One of the later assignments in my Foundations of Computing class in college was to implement a recursive descent parser that outputs assembly code (defined within the assignment). I implemented mine in C++. Here’s the program and the source code.
This program accepts any arbitrary grammar as an input file, as well as a file that contains the input string to be parsed. When the program starts, it looks for a file called grammar.txt
in the program’s directory. The grammar should have the following form:
<L> -> <A><L'>
<L'> -> ;<A><L'> | <epsilon><A> -> <I>=<E><#gen>
<E> -> <T><E'>
<E'> -> -<T><#gen><E'> | +<T><#gen><E'> | <epsilon>
<T> -> <F><T'>
<T'> -> /<F><#gen><T'> | *<F><#gen><T'> | <epsilon>
<F> -> <P><F'>
<F'> -> ^<F><#gen> | <epsilon>
<P> -> (<E>) | <I>
<I> -> w|x|y|z
The example grammar above defines a language where any mathematical expression can be formed with the variables w, x, y, z, and the operators +, -, *, /, ^, and =. Multiple expressions can also be separated by a semicolon.
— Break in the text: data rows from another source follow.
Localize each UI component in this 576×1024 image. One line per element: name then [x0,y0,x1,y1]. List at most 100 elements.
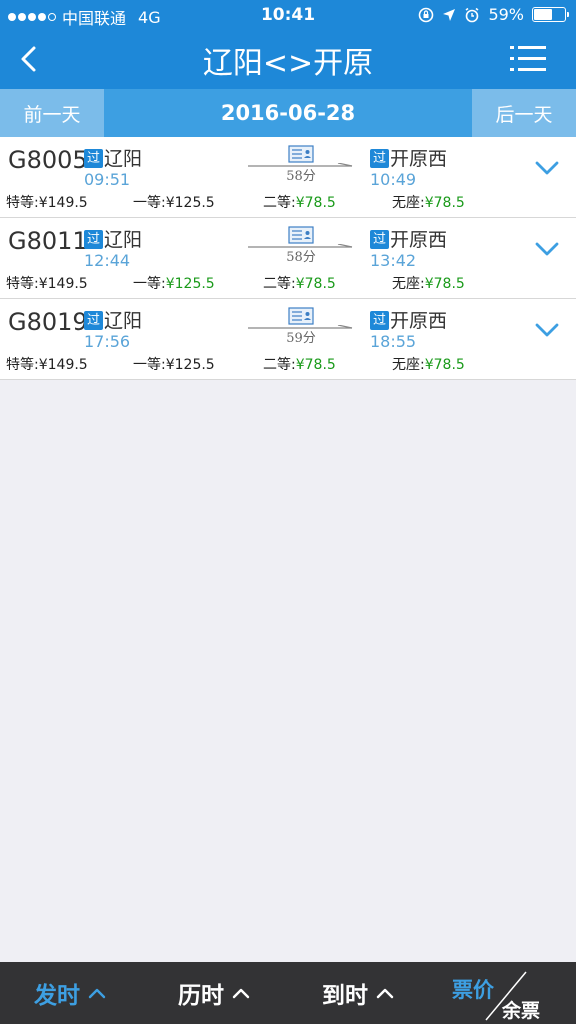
train-number: G8019 [8,308,88,336]
price-standing: 无座:¥78.5 [392,273,465,293]
train-number: G8011 [8,227,88,255]
train-row[interactable]: G8019 过辽阳 17:56 59分 过开原西 18:55 特等:¥149.5… [0,299,576,380]
departure-station: 过辽阳 [84,225,142,252]
arrival-time: 10:49 [370,170,417,189]
next-day-button[interactable]: 后一天 [472,89,576,137]
status-bar: 中国联通 4G 10:41 59% [0,0,576,30]
arrival-time: 18:55 [370,332,417,351]
seat-class-label: 无座: [392,195,425,211]
previous-day-button[interactable]: 前一天 [0,89,104,137]
seat-class-label: 一等: [133,195,166,211]
battery-icon [532,7,569,22]
seat-class-label: 一等: [133,276,166,292]
price-second-class: 二等:¥78.5 [263,354,336,374]
seat-prices: 特等:¥149.5 一等:¥125.5 二等:¥78.5 无座:¥78.5 [6,354,476,374]
duration-block: 58分 [248,224,358,265]
price-business: 特等:¥149.5 [6,354,88,374]
train-row[interactable]: G8005 过辽阳 09:51 58分 过开原西 10:49 特等:¥149.5… [0,137,576,218]
seat-class-label: 无座: [392,357,425,373]
pass-through-badge: 过 [370,230,389,249]
seat-class-label: 特等: [6,276,39,292]
price-first-class: 一等:¥125.5 [133,273,215,293]
selected-date[interactable]: 2016-06-28 [104,89,472,137]
sort-by-departure-button[interactable]: 发时 [34,976,106,1010]
trip-duration: 58分 [286,250,316,265]
price-first-class: 一等:¥125.5 [133,354,215,374]
price-second-class: 二等:¥78.5 [263,192,336,212]
seat-class-label: 二等: [263,195,296,211]
seat-price: ¥78.5 [295,195,336,211]
pass-through-badge: 过 [84,311,103,330]
sort-bar: 发时 历时 到时 票价 余票 [0,962,576,1024]
date-bar: 前一天 2016-06-28 后一天 [0,89,576,137]
seat-price: ¥125.5 [165,357,215,373]
rotation-lock-icon [419,7,434,22]
expand-chevron-icon[interactable] [534,159,560,177]
arrival-station: 过开原西 [370,306,447,333]
sort-remaining-label: 余票 [502,1000,541,1022]
navigation-bar: 辽阳<>开原 [0,30,576,89]
arrival-station-name: 开原西 [390,229,448,251]
trip-duration: 59分 [286,331,316,346]
ticket-icon [288,145,314,163]
arrival-station-name: 开原西 [390,310,448,332]
seat-price: ¥78.5 [424,357,465,373]
expand-chevron-icon[interactable] [534,321,560,339]
arrival-station: 过开原西 [370,225,447,252]
price-second-class: 二等:¥78.5 [263,273,336,293]
pass-through-badge: 过 [370,311,389,330]
list-menu-icon[interactable] [510,45,546,73]
price-first-class: 一等:¥125.5 [133,192,215,212]
train-list: G8005 过辽阳 09:51 58分 过开原西 10:49 特等:¥149.5… [0,137,576,380]
sort-label: 到时 [322,983,368,1009]
seat-class-label: 特等: [6,357,39,373]
pass-through-badge: 过 [84,230,103,249]
seat-price: ¥78.5 [295,357,336,373]
seat-class-label: 一等: [133,357,166,373]
seat-price: ¥125.5 [165,276,215,292]
seat-class-label: 二等: [263,276,296,292]
departure-station: 过辽阳 [84,306,142,333]
battery-percent: 59% [488,5,524,24]
seat-price: ¥149.5 [38,357,88,373]
seat-price: ¥149.5 [38,276,88,292]
seat-price: ¥149.5 [38,195,88,211]
seat-class-label: 二等: [263,357,296,373]
expand-chevron-icon[interactable] [534,240,560,258]
page-title: 辽阳<>开原 [202,46,374,81]
seat-class-label: 无座: [392,276,425,292]
sort-label: 历时 [178,983,224,1009]
chevron-up-icon [232,988,250,999]
sort-by-duration-button[interactable]: 历时 [178,976,250,1010]
price-business: 特等:¥149.5 [6,192,88,212]
seat-class-label: 特等: [6,195,39,211]
location-arrow-icon [443,8,456,21]
ticket-icon [288,226,314,244]
duration-block: 59分 [248,305,358,346]
seat-price: ¥78.5 [424,195,465,211]
pass-through-badge: 过 [84,149,103,168]
train-row[interactable]: G8011 过辽阳 12:44 58分 过开原西 13:42 特等:¥149.5… [0,218,576,299]
alarm-icon [465,7,479,22]
arrival-time: 13:42 [370,251,417,270]
seat-price: ¥78.5 [424,276,465,292]
chevron-up-icon [88,988,106,999]
seat-price: ¥78.5 [295,276,336,292]
seat-price: ¥125.5 [165,195,215,211]
arrival-station: 过开原西 [370,144,447,171]
chevron-up-icon [376,988,394,999]
train-number: G8005 [8,146,88,174]
departure-time: 09:51 [84,170,131,189]
trip-duration: 58分 [286,169,316,184]
pass-through-badge: 过 [370,149,389,168]
departure-station-name: 辽阳 [104,148,143,170]
departure-station-name: 辽阳 [104,229,143,251]
sort-by-arrival-button[interactable]: 到时 [322,976,394,1010]
departure-time: 12:44 [84,251,131,270]
departure-station-name: 辽阳 [104,310,143,332]
sort-price-remaining-button[interactable]: 票价 余票 [452,962,576,1024]
departure-station: 过辽阳 [84,144,142,171]
price-standing: 无座:¥78.5 [392,192,465,212]
departure-time: 17:56 [84,332,131,351]
sort-label: 发时 [34,983,80,1009]
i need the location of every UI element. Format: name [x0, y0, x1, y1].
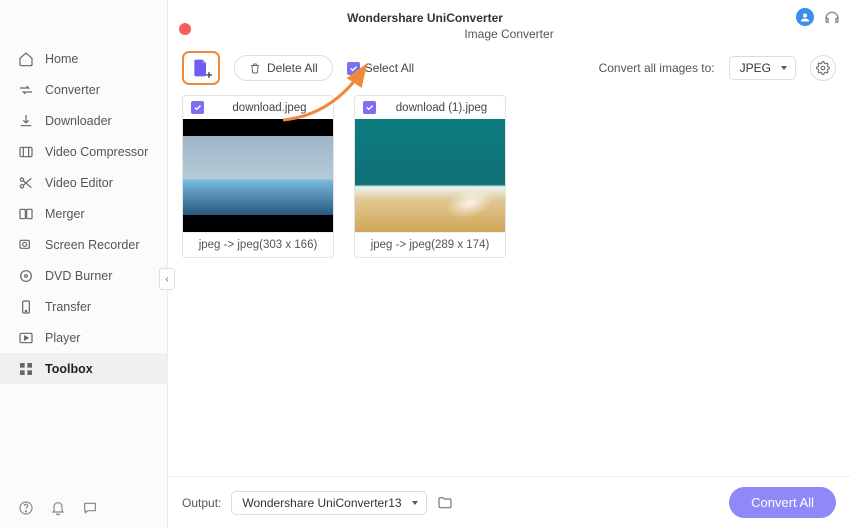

Symbols enclosed in brackets “<…>” are non-terminals. The arrow symbol “->” separates the two sides of the given rewrite rule (production). The “or” symbol “|” is used to separate different choices for a single rewrite rule. Any other symbol is a terminal. The special symbol <epsilon> represents a null or empty terminal symbol (sometimes referred to as lambda). The other special symbol <#gen> is an instruction for the parser to generate code at the point where this symbol appears. Comments can be written in the grammar file by placing a # symbol at the beginning of the line.
The parser supports exactly one non-terminal and no terminals on the LHS (left-hand side) of any rewrite rule. The RHS of any rewrite rule can be arbitrary.
After loading the grammar, the program will ask you to type in the string to be parsed. Alternatively, you can create a file that contains the string, and pass it as a command line parameter to the program. If the data is parsed successfully, the program will generate a file called out.txt
that will contain the assembly code generated by the grammar.